Music Reviews
Blue Skies

Dehd Blue Skies

(Fat Possum) Rating - 8/10

Credit is due to Jason Balla, Emily Kempf, and Eric McGrady, the members who make up the Chicago-based trio Dehd. On 2020’s Flower of Devotion, the band delivered such a sincere and cohesive statement of punk-inspired dream pop that listeners may find it hard to imagine them doing anything else. But rather than the bright guitar riffs and intensifying drums that opened up that album, listeners are greeted with a lullaby-esque confession by Balla. “Because you know it only takes a minute / I start out fine, but then I’m in it,” he sings. The song, titled Control, imbues a tenderness that belies what’s more likely a moment of crisis and painful self-realization—the outcome of life experience and tough moments.

Dehd’s latest album, Blue Skies, is, above all else, an explorative work, one that shifts between the bedrock sounds of their previous album and the many ways they can expand on them. “I was a bad love,” Kempf declares on the single “Bad Love” over bright guitar chords and [pounding] drums—the song quickly finds its tight, driving groove in a vein similar to the Flowers highlight Loner. Yet songs like Window mark subtle shifts: the three-minute song is dressed in the dreamy gaze of their previous work, but dials down the hooks; Kempf and Balla sing together while verses are cut with the grittiest shreds to date by Balla.

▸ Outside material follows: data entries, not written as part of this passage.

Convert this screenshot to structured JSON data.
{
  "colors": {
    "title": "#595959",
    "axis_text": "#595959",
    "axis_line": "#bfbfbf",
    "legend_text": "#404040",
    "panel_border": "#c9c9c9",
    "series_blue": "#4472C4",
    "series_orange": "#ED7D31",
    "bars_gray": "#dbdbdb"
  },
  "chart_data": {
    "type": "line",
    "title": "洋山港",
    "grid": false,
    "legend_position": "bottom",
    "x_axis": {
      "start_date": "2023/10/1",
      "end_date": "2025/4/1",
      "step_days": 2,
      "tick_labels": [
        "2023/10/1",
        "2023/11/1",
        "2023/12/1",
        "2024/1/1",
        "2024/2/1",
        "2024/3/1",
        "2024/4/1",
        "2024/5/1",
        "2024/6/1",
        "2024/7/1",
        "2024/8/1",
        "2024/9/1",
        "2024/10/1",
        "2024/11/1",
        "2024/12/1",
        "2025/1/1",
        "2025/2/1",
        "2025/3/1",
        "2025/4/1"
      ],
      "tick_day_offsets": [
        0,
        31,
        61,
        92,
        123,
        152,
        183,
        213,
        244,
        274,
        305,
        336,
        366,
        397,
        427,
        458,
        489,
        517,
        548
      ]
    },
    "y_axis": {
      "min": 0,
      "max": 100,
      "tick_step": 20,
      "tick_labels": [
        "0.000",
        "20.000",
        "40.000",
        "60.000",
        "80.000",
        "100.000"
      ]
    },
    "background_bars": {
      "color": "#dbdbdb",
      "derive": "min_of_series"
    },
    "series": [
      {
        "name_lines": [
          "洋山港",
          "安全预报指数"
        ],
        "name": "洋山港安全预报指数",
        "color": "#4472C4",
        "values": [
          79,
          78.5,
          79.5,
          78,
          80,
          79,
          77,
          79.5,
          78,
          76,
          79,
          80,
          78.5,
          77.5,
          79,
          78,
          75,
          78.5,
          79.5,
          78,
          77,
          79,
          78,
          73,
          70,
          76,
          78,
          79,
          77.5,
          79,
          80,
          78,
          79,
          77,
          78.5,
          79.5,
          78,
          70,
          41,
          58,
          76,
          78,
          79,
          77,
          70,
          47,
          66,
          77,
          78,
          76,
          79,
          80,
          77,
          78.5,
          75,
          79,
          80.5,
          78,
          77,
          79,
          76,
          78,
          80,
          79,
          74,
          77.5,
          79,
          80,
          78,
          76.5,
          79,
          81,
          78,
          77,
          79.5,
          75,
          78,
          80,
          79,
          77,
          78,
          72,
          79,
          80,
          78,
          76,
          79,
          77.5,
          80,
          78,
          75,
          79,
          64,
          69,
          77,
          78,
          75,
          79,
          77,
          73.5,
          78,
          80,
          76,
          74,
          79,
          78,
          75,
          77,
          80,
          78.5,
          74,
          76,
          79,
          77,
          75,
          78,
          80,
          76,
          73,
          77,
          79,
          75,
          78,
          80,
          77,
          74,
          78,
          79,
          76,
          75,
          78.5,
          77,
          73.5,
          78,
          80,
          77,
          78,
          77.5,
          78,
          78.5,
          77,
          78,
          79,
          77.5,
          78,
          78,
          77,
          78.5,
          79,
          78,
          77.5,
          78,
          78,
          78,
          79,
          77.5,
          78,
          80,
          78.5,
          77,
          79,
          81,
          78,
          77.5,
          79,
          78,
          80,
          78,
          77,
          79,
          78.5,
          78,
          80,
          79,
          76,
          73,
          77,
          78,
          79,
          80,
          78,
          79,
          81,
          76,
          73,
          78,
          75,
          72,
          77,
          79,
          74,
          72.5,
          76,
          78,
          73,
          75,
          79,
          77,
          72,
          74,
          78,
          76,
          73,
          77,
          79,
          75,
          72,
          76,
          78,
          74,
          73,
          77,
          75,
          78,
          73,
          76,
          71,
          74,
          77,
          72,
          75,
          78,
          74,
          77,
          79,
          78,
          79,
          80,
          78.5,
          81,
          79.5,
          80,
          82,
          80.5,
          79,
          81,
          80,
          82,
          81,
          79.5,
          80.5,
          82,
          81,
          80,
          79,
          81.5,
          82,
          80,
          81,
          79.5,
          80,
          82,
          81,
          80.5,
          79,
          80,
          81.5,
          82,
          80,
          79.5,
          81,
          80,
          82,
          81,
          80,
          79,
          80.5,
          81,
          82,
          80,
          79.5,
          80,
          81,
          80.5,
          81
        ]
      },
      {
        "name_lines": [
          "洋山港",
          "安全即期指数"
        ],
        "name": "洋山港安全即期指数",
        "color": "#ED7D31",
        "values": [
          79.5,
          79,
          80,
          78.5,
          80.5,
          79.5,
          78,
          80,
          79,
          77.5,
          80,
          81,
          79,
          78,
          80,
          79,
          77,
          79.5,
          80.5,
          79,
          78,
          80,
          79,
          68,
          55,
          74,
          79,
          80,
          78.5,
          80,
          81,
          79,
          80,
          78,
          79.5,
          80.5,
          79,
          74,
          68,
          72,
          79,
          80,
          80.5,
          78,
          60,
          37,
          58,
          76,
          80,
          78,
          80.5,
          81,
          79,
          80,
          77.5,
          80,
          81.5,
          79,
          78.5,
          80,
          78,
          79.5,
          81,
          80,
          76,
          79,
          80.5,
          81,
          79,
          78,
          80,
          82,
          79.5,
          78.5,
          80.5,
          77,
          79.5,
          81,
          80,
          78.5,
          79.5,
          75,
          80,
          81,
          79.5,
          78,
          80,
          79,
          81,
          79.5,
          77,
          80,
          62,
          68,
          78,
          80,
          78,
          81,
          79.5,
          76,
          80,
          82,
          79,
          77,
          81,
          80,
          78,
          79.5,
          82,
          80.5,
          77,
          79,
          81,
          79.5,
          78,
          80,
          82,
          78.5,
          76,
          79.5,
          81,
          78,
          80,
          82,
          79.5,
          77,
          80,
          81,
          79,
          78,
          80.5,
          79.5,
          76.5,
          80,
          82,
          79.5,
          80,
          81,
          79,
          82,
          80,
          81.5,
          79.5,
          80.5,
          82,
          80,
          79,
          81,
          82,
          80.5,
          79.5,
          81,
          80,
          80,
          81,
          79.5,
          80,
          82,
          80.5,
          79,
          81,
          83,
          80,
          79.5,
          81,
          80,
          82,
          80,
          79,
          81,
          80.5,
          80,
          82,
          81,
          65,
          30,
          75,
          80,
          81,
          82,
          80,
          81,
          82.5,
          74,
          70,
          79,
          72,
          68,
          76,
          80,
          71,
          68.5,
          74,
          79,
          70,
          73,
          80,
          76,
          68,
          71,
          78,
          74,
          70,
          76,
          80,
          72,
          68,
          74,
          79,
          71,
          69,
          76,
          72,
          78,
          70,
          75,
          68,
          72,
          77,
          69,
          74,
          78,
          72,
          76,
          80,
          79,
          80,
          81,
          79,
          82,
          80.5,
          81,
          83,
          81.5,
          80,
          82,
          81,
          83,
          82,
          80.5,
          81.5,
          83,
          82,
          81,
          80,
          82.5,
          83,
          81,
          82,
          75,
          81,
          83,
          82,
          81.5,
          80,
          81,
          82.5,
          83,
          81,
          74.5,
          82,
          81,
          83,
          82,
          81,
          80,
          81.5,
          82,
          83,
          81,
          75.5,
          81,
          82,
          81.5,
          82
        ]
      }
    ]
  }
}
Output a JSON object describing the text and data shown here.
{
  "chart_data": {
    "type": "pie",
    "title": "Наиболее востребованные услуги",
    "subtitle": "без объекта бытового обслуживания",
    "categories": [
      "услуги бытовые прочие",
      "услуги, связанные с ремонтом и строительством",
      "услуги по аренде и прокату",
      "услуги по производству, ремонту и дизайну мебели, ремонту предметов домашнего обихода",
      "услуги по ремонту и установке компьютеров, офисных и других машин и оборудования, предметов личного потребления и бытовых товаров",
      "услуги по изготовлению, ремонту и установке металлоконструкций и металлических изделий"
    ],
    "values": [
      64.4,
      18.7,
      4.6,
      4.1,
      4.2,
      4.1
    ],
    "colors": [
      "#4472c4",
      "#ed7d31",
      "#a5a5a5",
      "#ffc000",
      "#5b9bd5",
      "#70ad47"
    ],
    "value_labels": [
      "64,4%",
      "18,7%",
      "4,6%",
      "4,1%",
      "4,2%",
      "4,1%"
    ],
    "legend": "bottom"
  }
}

Elsewhere on the album, their experimentation is more pronounced; the band recorded Blue Skies in the same studio as Flowers yet spent triple the time there. Drum machines pulse on Hold while McGrady delivers two lines again and again: “When I hold you up you know it’s out of love / When I hold you up, it’s love” (his deeper register bears resemblance to The Magnetic Fields’s Stephin Merritt). Clear and Waterfall take another approach by exploring the silence and space between their melodies and rhythms. Across Blue Skies, the band cracks open their songcraft to see how else they can assemble the pieces.

The album packs a lot of ideas—and songs—into its brief 33-minute runtime, preventing almost any song from overstaying its welcome. Bop, Hold, and the subdued Palomino flesh out Blue Skies in distinct ways; they’re also among the album’s shortest songs. Dehd isn’t afraid to release an earworm when they write one but they also know when one’s run its course (in this regard, the almost four-minute Memories might be a slight misstep). The result is some of their loosest, most fun work.

Yet everything about Blue Skies—its lyrical themes, song titles, track runtimes—implies control, a necessity to tamper down the potential consequences of unbridled exploration. Bop, though a delightful ode to the onomatopoeia, is really about controlling one’s impulses. “Dominoes lineup around the room,” Kempf explains, followed by the inevitable admission “I can’t help myself, I gotta know.” Their credit, the band does know; elsewhere, Dehd expresses regret and exhaustion. “Over kissing strangers / I want to kiss a friend,” Kempf admits on the punkish Empty In My Mind. Single and album highlight Stars centers again on Balla’s state of mind. “I know I’ll never make it alone / I check the sky for my way back home,” he sings, his voice tinged with uncertainty. The song shifts from head-bopping rock to a swaying ballad that nonetheless evokes the hopeful in its glistening sheen.

But just as on Flowers, Dehd’s appeal lies in their optimism and sincerity. For every heartbreak, there’s the hope that a better partner will come along. For every regret, there’s a recommitment to self-improvement. “This is all we get, best to take the risk” goes the album’s final line. Eventually, the clouds will part.